Tirando do contexto não acha que se aplica a quase todas as organizações?

Ricardo Alves disse...

B16 será, quando muito, Brejnev.

(Mas o paralelo nem é muito bom.)

O facto é que Ratzinger reconduziu à «comunhão» os integristas católicos da Fraternidade São Pio X: quatro bispos fundamentalistas que rejeitam o essencial do Concílio Vaticano 2, que são anti-semitas, defendem a Inquisição, um deles nega o Holocausto, etc. É destes fascistas católicos que Ratzinger tem aproximado a ICAR. Portanto, a tal «esquerda» que acredita regenerar a ICAR a partir das margens está muito, mesmo muito equivocada.

Maria Antónia disse...

Cheguei ao fim sem perceber a sua posição. Se a Igreja não se “reforma” por dentro, em termos civilizacionais quem está de fora deve assistir passivamente ou combatê-la como organização nociva que está a ser para o progresso da humanidade?

CN disse...

" combatê-la como organização nociva que está a ser para o progresso da humanidade?"

Isto é muito cómico.

Joana Lopes disse...

Pegando neste último comentário da Maria Antónia, Rui: como sabes, penso há muito que a igreja travou as consequências do Concílio porque se apercebeu do perigo de implosão e que não se «refundará» coisíssima nenhuma - como o dizes.

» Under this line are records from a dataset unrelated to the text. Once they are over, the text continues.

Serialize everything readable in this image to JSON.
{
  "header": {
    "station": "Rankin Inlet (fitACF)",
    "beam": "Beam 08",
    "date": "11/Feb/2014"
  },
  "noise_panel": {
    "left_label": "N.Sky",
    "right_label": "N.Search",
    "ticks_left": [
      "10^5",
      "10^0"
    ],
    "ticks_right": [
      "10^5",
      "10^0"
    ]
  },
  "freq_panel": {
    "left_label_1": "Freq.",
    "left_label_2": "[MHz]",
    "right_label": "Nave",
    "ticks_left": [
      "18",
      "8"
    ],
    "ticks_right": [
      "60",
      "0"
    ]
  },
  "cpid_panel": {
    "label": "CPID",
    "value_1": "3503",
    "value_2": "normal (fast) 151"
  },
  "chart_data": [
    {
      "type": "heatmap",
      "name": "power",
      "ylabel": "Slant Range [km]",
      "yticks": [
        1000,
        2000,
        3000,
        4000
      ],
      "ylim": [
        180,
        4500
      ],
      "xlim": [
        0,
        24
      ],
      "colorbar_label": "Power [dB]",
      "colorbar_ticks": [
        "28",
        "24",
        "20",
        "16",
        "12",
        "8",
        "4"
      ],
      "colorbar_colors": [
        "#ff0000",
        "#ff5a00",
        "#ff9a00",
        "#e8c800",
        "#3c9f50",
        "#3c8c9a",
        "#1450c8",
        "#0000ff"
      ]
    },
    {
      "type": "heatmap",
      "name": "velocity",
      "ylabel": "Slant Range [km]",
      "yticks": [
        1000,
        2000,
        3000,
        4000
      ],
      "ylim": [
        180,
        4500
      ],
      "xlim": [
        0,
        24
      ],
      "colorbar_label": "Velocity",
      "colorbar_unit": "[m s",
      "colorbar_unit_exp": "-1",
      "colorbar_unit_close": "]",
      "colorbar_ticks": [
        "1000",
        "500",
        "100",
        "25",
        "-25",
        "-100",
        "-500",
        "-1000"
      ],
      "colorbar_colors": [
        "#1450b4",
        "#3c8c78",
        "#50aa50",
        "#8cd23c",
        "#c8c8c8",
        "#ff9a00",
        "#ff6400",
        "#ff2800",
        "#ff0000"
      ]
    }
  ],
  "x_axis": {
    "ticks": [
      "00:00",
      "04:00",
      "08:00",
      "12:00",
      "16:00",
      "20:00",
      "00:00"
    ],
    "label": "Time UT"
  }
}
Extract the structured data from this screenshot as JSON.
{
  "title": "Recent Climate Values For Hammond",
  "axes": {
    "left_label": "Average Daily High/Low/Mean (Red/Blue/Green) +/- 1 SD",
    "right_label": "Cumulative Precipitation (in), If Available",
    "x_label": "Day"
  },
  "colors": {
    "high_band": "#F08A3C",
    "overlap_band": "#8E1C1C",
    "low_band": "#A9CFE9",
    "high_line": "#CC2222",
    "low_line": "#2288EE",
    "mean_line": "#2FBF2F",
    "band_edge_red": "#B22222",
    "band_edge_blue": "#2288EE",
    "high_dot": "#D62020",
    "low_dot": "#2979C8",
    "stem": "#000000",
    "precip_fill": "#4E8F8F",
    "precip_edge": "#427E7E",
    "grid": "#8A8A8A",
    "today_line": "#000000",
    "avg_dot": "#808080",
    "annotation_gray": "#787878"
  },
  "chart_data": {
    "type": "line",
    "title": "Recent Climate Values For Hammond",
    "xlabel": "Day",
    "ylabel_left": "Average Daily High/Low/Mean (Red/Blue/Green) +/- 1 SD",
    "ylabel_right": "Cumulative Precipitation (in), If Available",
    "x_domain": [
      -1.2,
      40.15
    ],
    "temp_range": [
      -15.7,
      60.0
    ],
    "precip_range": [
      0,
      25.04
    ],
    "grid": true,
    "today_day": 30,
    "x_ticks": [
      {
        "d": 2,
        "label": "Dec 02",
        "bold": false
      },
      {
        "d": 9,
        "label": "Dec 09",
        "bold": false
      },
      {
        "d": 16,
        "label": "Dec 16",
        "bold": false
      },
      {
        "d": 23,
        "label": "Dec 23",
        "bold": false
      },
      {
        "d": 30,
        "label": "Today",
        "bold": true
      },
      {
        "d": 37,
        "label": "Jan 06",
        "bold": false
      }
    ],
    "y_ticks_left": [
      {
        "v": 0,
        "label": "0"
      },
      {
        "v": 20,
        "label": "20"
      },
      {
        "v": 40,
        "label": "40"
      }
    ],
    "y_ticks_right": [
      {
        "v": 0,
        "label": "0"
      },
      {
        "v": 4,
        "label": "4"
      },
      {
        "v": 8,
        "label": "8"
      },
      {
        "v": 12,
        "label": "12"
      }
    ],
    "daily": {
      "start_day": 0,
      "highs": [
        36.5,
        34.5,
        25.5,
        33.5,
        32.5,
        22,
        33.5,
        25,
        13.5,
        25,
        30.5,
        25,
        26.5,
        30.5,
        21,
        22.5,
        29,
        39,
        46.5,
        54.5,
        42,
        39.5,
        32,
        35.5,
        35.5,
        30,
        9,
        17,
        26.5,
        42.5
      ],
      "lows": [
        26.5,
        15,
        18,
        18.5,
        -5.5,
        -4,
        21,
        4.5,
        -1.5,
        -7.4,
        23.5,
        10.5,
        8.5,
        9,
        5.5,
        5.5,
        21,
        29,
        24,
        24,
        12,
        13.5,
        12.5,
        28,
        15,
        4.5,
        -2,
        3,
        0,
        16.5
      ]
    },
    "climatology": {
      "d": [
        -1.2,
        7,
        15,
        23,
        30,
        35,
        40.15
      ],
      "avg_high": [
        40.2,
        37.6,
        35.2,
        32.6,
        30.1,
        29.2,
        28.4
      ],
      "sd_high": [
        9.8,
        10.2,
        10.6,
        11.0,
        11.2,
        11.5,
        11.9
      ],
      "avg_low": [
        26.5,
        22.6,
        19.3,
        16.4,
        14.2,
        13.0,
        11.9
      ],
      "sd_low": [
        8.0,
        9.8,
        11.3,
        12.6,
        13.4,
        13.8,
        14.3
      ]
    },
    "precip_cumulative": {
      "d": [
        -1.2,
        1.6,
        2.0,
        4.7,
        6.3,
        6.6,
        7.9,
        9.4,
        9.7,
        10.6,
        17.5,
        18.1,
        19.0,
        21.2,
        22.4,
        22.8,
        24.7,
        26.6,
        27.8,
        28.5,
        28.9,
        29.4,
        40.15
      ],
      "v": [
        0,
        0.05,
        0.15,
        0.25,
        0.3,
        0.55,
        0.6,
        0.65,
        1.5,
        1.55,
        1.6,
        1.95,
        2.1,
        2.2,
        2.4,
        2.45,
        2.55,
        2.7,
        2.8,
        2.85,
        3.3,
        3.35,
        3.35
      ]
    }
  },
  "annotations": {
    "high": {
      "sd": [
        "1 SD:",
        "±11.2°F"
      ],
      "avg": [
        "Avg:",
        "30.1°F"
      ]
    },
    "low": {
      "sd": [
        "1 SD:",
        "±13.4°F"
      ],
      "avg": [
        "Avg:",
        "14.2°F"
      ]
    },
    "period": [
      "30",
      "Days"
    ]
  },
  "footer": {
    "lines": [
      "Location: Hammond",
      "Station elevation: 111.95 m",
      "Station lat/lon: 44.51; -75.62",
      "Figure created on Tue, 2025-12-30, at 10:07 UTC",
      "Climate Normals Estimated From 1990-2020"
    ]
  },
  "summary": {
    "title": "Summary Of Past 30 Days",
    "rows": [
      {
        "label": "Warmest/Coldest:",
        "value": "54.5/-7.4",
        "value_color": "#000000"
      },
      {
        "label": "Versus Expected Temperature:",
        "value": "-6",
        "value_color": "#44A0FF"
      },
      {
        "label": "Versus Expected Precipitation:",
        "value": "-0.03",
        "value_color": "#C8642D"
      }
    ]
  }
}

Manter-se-á profundamente conservadora e, nesse sentido, é «maligna» para os homens (no campo moral e não só), independentemente dos epifenómenos em cena agora. Nessa medida, e porque a sua influência ainda é grande, deve ser activamente «combatida», tal como o sistema comunista dos irmãos Castro e não apenas os seus actos.
Estás de acordo com isto?

Cardeal Bertone disse...

Corja de incréus malignos! Ainda acabam excomungados como o Afonso Henriques, o Afonso II, os Sanchos, etc.

paulo almeida disse...

Ainda ontem revi o filme "Anjos e Demónios" que trata de uma forma pouco abonatória o culto dos "Illuminati". Talvez fosse bom o Cardeal ver ou rever. Por esses e outros retratos, talvez a corja seja outra! Ainda mais nesta altura tão crítica para a sua Igreja!